Sunday, 21 March 2010

Lik - Besvärtade Strofer (2005) 80/100.

Lik and her beloved sister bands, including the likes of Armagedda and Sweden’s own Leviathan have clear distinctions between them but with the arrival of Lik’s sophomore, entitled ‘Besvärtade Strofer’, the divide between Lik and the most recent addition to the family, Lönndom, is becoming increasingly closer as Lik shift more towards blackened occult rock than ever before, almost eradicating the sense of metal in their music altogether, though not entirely. When one looks over the career these two musicians, A and Graav, the progression of their personalities towards a mellow musical style is easy to see. Beginning with the troubled aggressors Armagedda and Leviathan, this talented duo were considered highly respected black metal musicians, particularly when it came to Armagedda’s illustrious discography as Leviathan are somewhat of a forgotten gem these day -- perhaps something to do with the rise of Wrest’s Leviathan project? However, as age has matured the musicians, their stylistic approach has altered drastically. Even the image of the band has changed since the early days. Out goes the corpse paint and in has come straw hats, with colourful shirts.

For me, it is with this sophomore that the musicians were beginning to transform as people, something which is evident as the record progresses through the clearly lit path to a more relaxed destination. From distortion heavy black metal records like ‘The Final War Approaching’, with its obvious aggressive backbone, to the mild mannered ‘Besvärtade Strofer’ which takes a more relaxed approach to music. While I wouldn’t consider this record timid, I would consider it more so than the debut, ‘Må Ljuset Aldrig Nå Oss Mer’ which used a far more distorted production and more frequent harsh vocals than this psychedelic, entrancing collection of songs. As always, the record itself is quite short, but offers the listener enough time to breath in the intoxicating fumes of the crunchy guitar riffs and the wonderful bass, a section of the instrumentation which has always played a massive part in the concoction of Lik’s records, particularly this one with its far cleaner sound and more accessible song writing. Instrumentally and vocally, not too much has altered, but the record sounds far different simply because the duo opted for a cleaner sound, one which enhances the psychedelic, generally mid-paced songs.

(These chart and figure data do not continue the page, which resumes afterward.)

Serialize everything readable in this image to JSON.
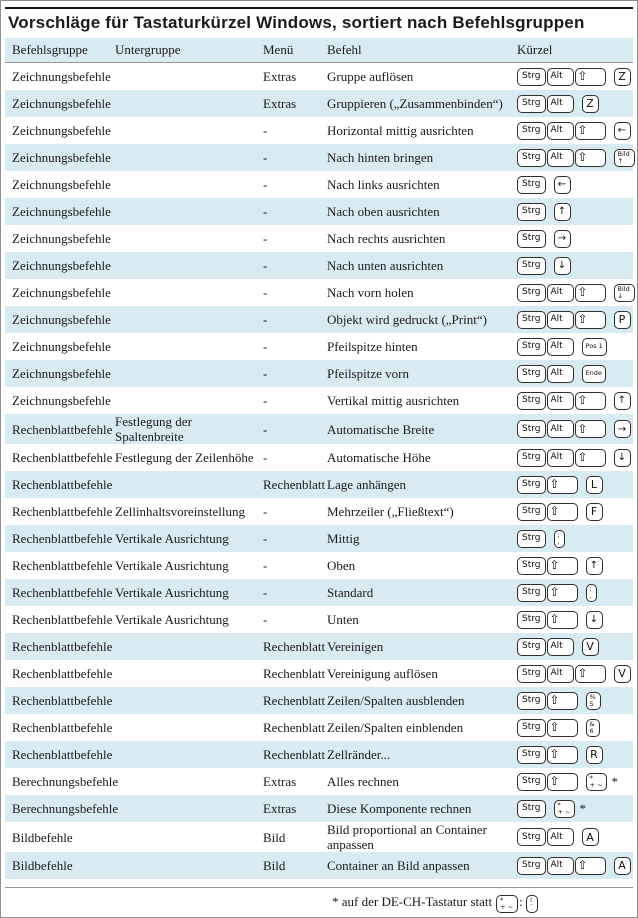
{
  "title": "Vorschläge für Tastaturkürzel Windows, sortiert nach Befehlsgruppen",
  "columns": [
    "Befehlsgruppe",
    "Untergruppe",
    "Menü",
    "Befehl",
    "Kürzel"
  ],
  "colors": {
    "stripe": "#d8eaf2",
    "rule": "#8f989c",
    "key_border": "#2e2e2e"
  },
  "key_glyphs": {
    "Strg": "Strg",
    "Alt": "Alt",
    "Shift": "⇧"
  },
  "rows": [
    {
      "befehlsgruppe": "Zeichnungsbefehle",
      "untergruppe": "",
      "menue": "Extras",
      "befehl": "Gruppe auflösen",
      "mods": [
        "Strg",
        "Alt",
        "Shift"
      ],
      "key": {
        "type": "letter",
        "label": "Z"
      },
      "star": false
    },
    {
      "befehlsgruppe": "Zeichnungsbefehle",
      "untergruppe": "",
      "menue": "Extras",
      "befehl": "Gruppieren („Zusammenbinden“)",
      "mods": [
        "Strg",
        "Alt"
      ],
      "key": {
        "type": "letter",
        "label": "Z"
      },
      "star": false
    },
    {
      "befehlsgruppe": "Zeichnungsbefehle",
      "untergruppe": "",
      "menue": "-",
      "befehl": "Horizontal mittig ausrichten",
      "mods": [
        "Strg",
        "Alt",
        "Shift"
      ],
      "key": {
        "type": "arrow",
        "label": "←"
      },
      "star": false
    },
    {
      "befehlsgruppe": "Zeichnungsbefehle",
      "untergruppe": "",
      "menue": "-",
      "befehl": "Nach hinten bringen",
      "mods": [
        "Strg",
        "Alt",
        "Shift"
      ],
      "key": {
        "type": "stack",
        "top": "Bild",
        "bottom": "↑"
      },
      "star": false
    },
    {
      "befehlsgruppe": "Zeichnungsbefehle",
      "untergruppe": "",
      "menue": "-",
      "befehl": "Nach links ausrichten",
      "mods": [
        "Strg"
      ],
      "key": {
        "type": "arrow",
        "label": "←"
      },
      "star": false
    },
    {
      "befehlsgruppe": "Zeichnungsbefehle",
      "untergruppe": "",
      "menue": "-",
      "befehl": "Nach oben ausrichten",
      "mods": [
        "Strg"
      ],
      "key": {
        "type": "arrow",
        "label": "↑"
      },
      "star": false
    },
    {
      "befehlsgruppe": "Zeichnungsbefehle",
      "untergruppe": "",
      "menue": "-",
      "befehl": "Nach rechts ausrichten",
      "mods": [
        "Strg"
      ],
      "key": {
        "type": "arrow",
        "label": "→"
      },
      "star": false
    },
    {
      "befehlsgruppe": "Zeichnungsbefehle",
      "untergruppe": "",
      "menue": "-",
      "befehl": "Nach unten ausrichten",
      "mods": [
        "Strg"
      ],
      "key": {
        "type": "arrow",
        "label": "↓"
      },
      "star": false
    },
    {
      "befehlsgruppe": "Zeichnungsbefehle",
      "untergruppe": "",
      "menue": "-",
      "befehl": "Nach vorn holen",
      "mods": [
        "Strg",
        "Alt",
        "Shift"
      ],
      "key": {
        "type": "stack",
        "top": "Bild",
        "bottom": "↓"
      },
      "star": false
    },
    {
      "befehlsgruppe": "Zeichnungsbefehle",
      "untergruppe": "",
      "menue": "-",
      "befehl": "Objekt wird gedruckt („Print“)",
      "mods": [
        "Strg",
        "Alt",
        "Shift"
      ],
      "key": {
        "type": "letter",
        "label": "P"
      },
      "star": false
    },
    {
      "befehlsgruppe": "Zeichnungsbefehle",
      "untergruppe": "",
      "menue": "-",
      "befehl": "Pfeilspitze hinten",
      "mods": [
        "Strg",
        "Alt"
      ],
      "key": {
        "type": "named",
        "label": "Pos 1"
      },
      "star": false
    },
    {
      "befehlsgruppe": "Zeichnungsbefehle",
      "untergruppe": "",
      "menue": "-",
      "befehl": "Pfeilspitze vorn",
      "mods": [
        "Strg",
        "Alt"
      ],
      "key": {
        "type": "named",
        "label": "Ende"
      },
      "star": false
    },
    {
      "befehlsgruppe": "Zeichnungsbefehle",
      "untergruppe": "",
      "menue": "-",
      "befehl": "Vertikal mittig ausrichten",
      "mods": [
        "Strg",
        "Alt",
        "Shift"
      ],
      "key": {
        "type": "arrow",
        "label": "↑"
      },
      "star": false
    },
    {
      "befehlsgruppe": "Rechenblattbefehle",
      "untergruppe": "Festlegung der Spaltenbreite",
      "menue": "-",
      "befehl": "Automatische Breite",
      "mods": [
        "Strg",
        "Alt",
        "Shift"
      ],
      "key": {
        "type": "arrow",
        "label": "→"
      },
      "star": false
    },
    {
      "befehlsgruppe": "Rechenblattbefehle",
      "untergruppe": "Festlegung der Zeilenhöhe",
      "menue": "-",
      "befehl": "Automatische Höhe",
      "mods": [
        "Strg",
        "Alt",
        "Shift"
      ],
      "key": {
        "type": "arrow",
        "label": "↓"
      },
      "star": false
    },
    {
      "befehlsgruppe": "Rechenblattbefehle",
      "untergruppe": "",
      "menue": "Rechenblatt",
      "befehl": "Lage anhängen",
      "mods": [
        "Strg",
        "Shift"
      ],
      "key": {
        "type": "letter",
        "label": "L"
      },
      "star": false
    },
    {
      "befehlsgruppe": "Rechenblattbefehle",
      "untergruppe": "Zellinhaltsvoreinstellung",
      "menue": "-",
      "befehl": "Mehrzeiler („Fließtext“)",
      "mods": [
        "Strg",
        "Shift"
      ],
      "key": {
        "type": "letter",
        "label": "F"
      },
      "star": false
    },
    {
      "befehlsgruppe": "Rechenblattbefehle",
      "untergruppe": "Vertikale Ausrichtung",
      "menue": "-",
      "befehl": "Mittig",
      "mods": [
        "Strg"
      ],
      "key": {
        "type": "stack",
        "top": ";",
        "bottom": ","
      },
      "star": false
    },
    {
      "befehlsgruppe": "Rechenblattbefehle",
      "untergruppe": "Vertikale Ausrichtung",
      "menue": "-",
      "befehl": "Oben",
      "mods": [
        "Strg",
        "Shift"
      ],
      "key": {
        "type": "arrow",
        "label": "↑"
      },
      "star": false
    },
    {
      "befehlsgruppe": "Rechenblattbefehle",
      "untergruppe": "Vertikale Ausrichtung",
      "menue": "-",
      "befehl": "Standard",
      "mods": [
        "Strg",
        "Shift"
      ],
      "key": {
        "type": "stack",
        "top": ";",
        "bottom": ","
      },
      "star": false
    },
    {
      "befehlsgruppe": "Rechenblattbefehle",
      "untergruppe": "Vertikale Ausrichtung",
      "menue": "-",
      "befehl": "Unten",
      "mods": [
        "Strg",
        "Shift"
      ],
      "key": {
        "type": "arrow",
        "label": "↓"
      },
      "star": false
    },
    {
      "befehlsgruppe": "Rechenblattbefehle",
      "untergruppe": "",
      "menue": "Rechenblatt",
      "befehl": "Vereinigen",
      "mods": [
        "Strg",
        "Alt"
      ],
      "key": {
        "type": "letter",
        "label": "V"
      },
      "star": false
    },
    {
      "befehlsgruppe": "Rechenblattbefehle",
      "untergruppe": "",
      "menue": "Rechenblatt",
      "befehl": "Vereinigung auflösen",
      "mods": [
        "Strg",
        "Alt",
        "Shift"
      ],
      "key": {
        "type": "letter",
        "label": "V"
      },
      "star": false
    },
    {
      "befehlsgruppe": "Rechenblattbefehle",
      "untergruppe": "",
      "menue": "Rechenblatt",
      "befehl": "Zeilen/Spalten ausblenden",
      "mods": [
        "Strg",
        "Shift"
      ],
      "key": {
        "type": "stack",
        "top": "%",
        "bottom": "5"
      },
      "star": false
    },
    {
      "befehlsgruppe": "Rechenblattbefehle",
      "untergruppe": "",
      "menue": "Rechenblatt",
      "befehl": "Zeilen/Spalten einblenden",
      "mods": [
        "Strg",
        "Shift"
      ],
      "key": {
        "type": "stack",
        "top": "&",
        "bottom": "6"
      },
      "star": false
    },
    {
      "befehlsgruppe": "Rechenblattbefehle",
      "untergruppe": "",
      "menue": "Rechenblatt",
      "befehl": "Zellränder...",
      "mods": [
        "Strg",
        "Shift"
      ],
      "key": {
        "type": "letter",
        "label": "R"
      },
      "star": false
    },
    {
      "befehlsgruppe": "Berechnungsbefehle",
      "untergruppe": "",
      "menue": "Extras",
      "befehl": "Alles rechnen",
      "mods": [
        "Strg",
        "Shift"
      ],
      "key": {
        "type": "stack",
        "top": "*",
        "bottom": "+ ~"
      },
      "star": true
    },
    {
      "befehlsgruppe": "Berechnungsbefehle",
      "untergruppe": "",
      "menue": "Extras",
      "befehl": "Diese Komponente rechnen",
      "mods": [
        "Strg"
      ],
      "key": {
        "type": "stack",
        "top": "*",
        "bottom": "+ ~"
      },
      "star": true
    },
    {
      "befehlsgruppe": "Bildbefehle",
      "untergruppe": "",
      "menue": "Bild",
      "befehl": "Bild proportional an Container anpassen",
      "mods": [
        "Strg",
        "Alt"
      ],
      "key": {
        "type": "letter",
        "label": "A"
      },
      "star": false
    },
    {
      "befehlsgruppe": "Bildbefehle",
      "untergruppe": "",
      "menue": "Bild",
      "befehl": "Container an Bild anpassen",
      "mods": [
        "Strg",
        "Alt",
        "Shift"
      ],
      "key": {
        "type": "letter",
        "label": "A"
      },
      "star": false
    }
  ],
  "footnote": {
    "text": "* auf der DE-CH-Tastatur statt",
    "key1": {
      "type": "stack",
      "top": "*",
      "bottom": "+ ~"
    },
    "sep": ":",
    "key2": {
      "type": "stack",
      "top": "!",
      "bottom": "¨"
    }
  }
}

With ‘Besvärtade Strofer’, the duo attempt to use the sparse elements of the debut more frequently, such as the clean, almost chanted vocal style which reminds me olden day rituals, or a dreary funeral procession of someone’s loved one’s. Graav’s vocals are more accessible when in their cleaner form and do add an extra sense of chemistry with the subtle elements of the instrumentation, such as the bass, an instrument which showcases superb juxtaposition by being both subtle, yet steadily commanding within the layered structures of the songs, shown particularly well during tracks like ‘Syner’. Songs like this show how versatile the bass can become as, in the introductory part of ‘Syner’, the bass floats behind the slow-paced guitar like a carefree dancing child but, as the song progresses, the basses influence becomes more and more pressing alongside the introduction of Graav’s usual hissed vocals, which displays a bite as powerful as a lion’s without bearing overbearing amidst the surreal and dreamlike atmospherics of songs such as ‘Syner’ and, in particular, the eerie ‘Viterskog’. One could argue the song writing is more focused, but the emotional scope of the record isn’t as penetrative.

With the entrancing presence of Graav’s chanted vocals, the atmospheres are enhanced tenfold and, thankfully, these vocals are used more frequently, as previously stated, slowly becoming a real force alongside the expansive and expressive bass which seemingly grows in confidence throughout. Perhaps more surprisingly than this Lik have ditched much of the desolation that surrounded the soundscapes on the debut and opted for a more catchy, rhythmic nature through the strange, eerie mist that rises from the mind altering effect of the drug-like atmospherics during songs like ‘Åkallelse’, in particular. Perhaps the debut was more immersive than this sophomore effort since the dense production wouldn’t allow my mind to wander the paths of the soundscapes and kept me more focused on the music itself. However, I don’t necessarily consider this a negative point in regards to the record as a whole because this highlights progression by the band which was taken one step further by the more laid back approach of Lönndom who offer a stripped down version of similar themes as expressed on this creative record. In conclusion, I would still consider the debut more worthy of praise since it is the true innovator, but this sophomore highlights the maturity of the band even if the impression isn’t as hard-hitting.